No kidding. Their defense to violating basic web accessibility standards was that they meant to do it.

So I had to introduce a third party plugin to handle those forms so they'd work correctly (after spending months hard-coding functions and tools that would cut back on plugins and site bloat).

Needless to say, I wasn't pleased. But again, I was told they'd have a developer look into it. But they couldn't give an ETA. Also again.

Several more Divi updates rolled out.

No fixes.

But hey, there were more new features, changes no one actually needed, and lots of bloat.

Oddly, they'd just done a big speed optimization on the theme.

That lasted maybe a month or two. Then more bloat.

They were so worried about new, new, new that they stopped listening to customers. They stopped making sure the core features worked. And they essentially ruined what used to be one of the best theme interfaces around.

Things got so bad the backend of several sites became almost unusable. It could take several minutes for a post edit screen to fully load in WordPress -- and it would freeze any time you tried to scroll even after that. Divi became a nightmare to work with. It was affecting pages that didn't even use the Divi builder.

And it wasn't just me.

Their forum was full of people reporting the same problem, trying to explain to them what calls on the backend seemed to be hanging up our sites. But they don't have support check those forums. So several of us opened support tickets.

And it was the same old BS. Dismiss the problems.

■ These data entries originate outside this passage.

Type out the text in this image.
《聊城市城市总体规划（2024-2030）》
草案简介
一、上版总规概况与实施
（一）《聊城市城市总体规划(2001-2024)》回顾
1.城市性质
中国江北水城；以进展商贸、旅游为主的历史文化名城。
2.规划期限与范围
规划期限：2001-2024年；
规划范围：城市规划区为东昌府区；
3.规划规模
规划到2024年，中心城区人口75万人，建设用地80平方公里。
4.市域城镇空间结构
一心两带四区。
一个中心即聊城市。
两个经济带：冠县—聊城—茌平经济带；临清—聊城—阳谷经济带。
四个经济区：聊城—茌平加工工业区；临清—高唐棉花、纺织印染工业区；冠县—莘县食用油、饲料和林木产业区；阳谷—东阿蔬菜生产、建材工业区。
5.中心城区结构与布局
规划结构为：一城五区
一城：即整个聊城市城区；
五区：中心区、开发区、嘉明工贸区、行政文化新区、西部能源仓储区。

Act like each report is the first time they'd heard about it (even though at least a half dozen shared they contacted support about the same thing on the forum). Blame everything and everyone else. And don't fix what their own updates broke.

Now I have a better understanding of why they spent months ignoring huge problems with multiple builders in their theme.

They were developing yet another one.

They just launched Divi 4, the next big version change with a more advanced builder. So that's what their time was spent on -- creating an even bigger, more bloated, more broken tool for their customers, as if we aren't running businesses that rely on the product we're paying them for.

As expected, the forum since the launch of Divi 4 is full of complaints about it completely breaking sites, and it causing site load times to move at a snail's pace.

This is unacceptable by any measure. I didn't update my own sites yet because I didn't have an extra week of free time to clean up their messes yet again. And where a couple of months ago I had plans in place to migrate at least 10 additional sites to Divi, now I'm preparing to move everything away from it.

2022 Update: I've since moved all of my sites off Divi, cancelled my subscription, and have happily helped move some clients off their platform as well. Most of my sites are currently run using GeneratePress Premium, which has offered a far better experience with far less bloat.

It's another big time commitment for something I shouldn't have to do. And it really rubs me the wrong way after how much time (of my own and another dev) went into fully customizing All Freelance Writing in particular (the child themes they recommended people use are now causing compatibility problems with the new Divi 4 builder).

"Angry" doesn't even begin to describe how I feel toward the Elegant Themes developers and support team right now.

But while I can't do anything about their constant flubs, I can at least take some of the time I'd planned to put toward promoting them and use it to warn people away instead.

So consider this a warning. While Divi used to be a wonderful tool for quickly building WordPress sites, now it's a perpetual headache. One you'll pay for every year.

I'll start moving my sites to a much lighter base theme or going back to custom development -- testing in the next several weeks and moving bigger sites in the New Year.

Remember, bigger isn't better when it comes to WordPress themes. And with even WordPress itself getting into the "idiot-proofing" mentality that tends to make things worse, it's sometimes tough to find options that are exactly what you need without a lot of added bloat. But more bloat equals more things that can break.

Divi is the perfect embodiment of that problem.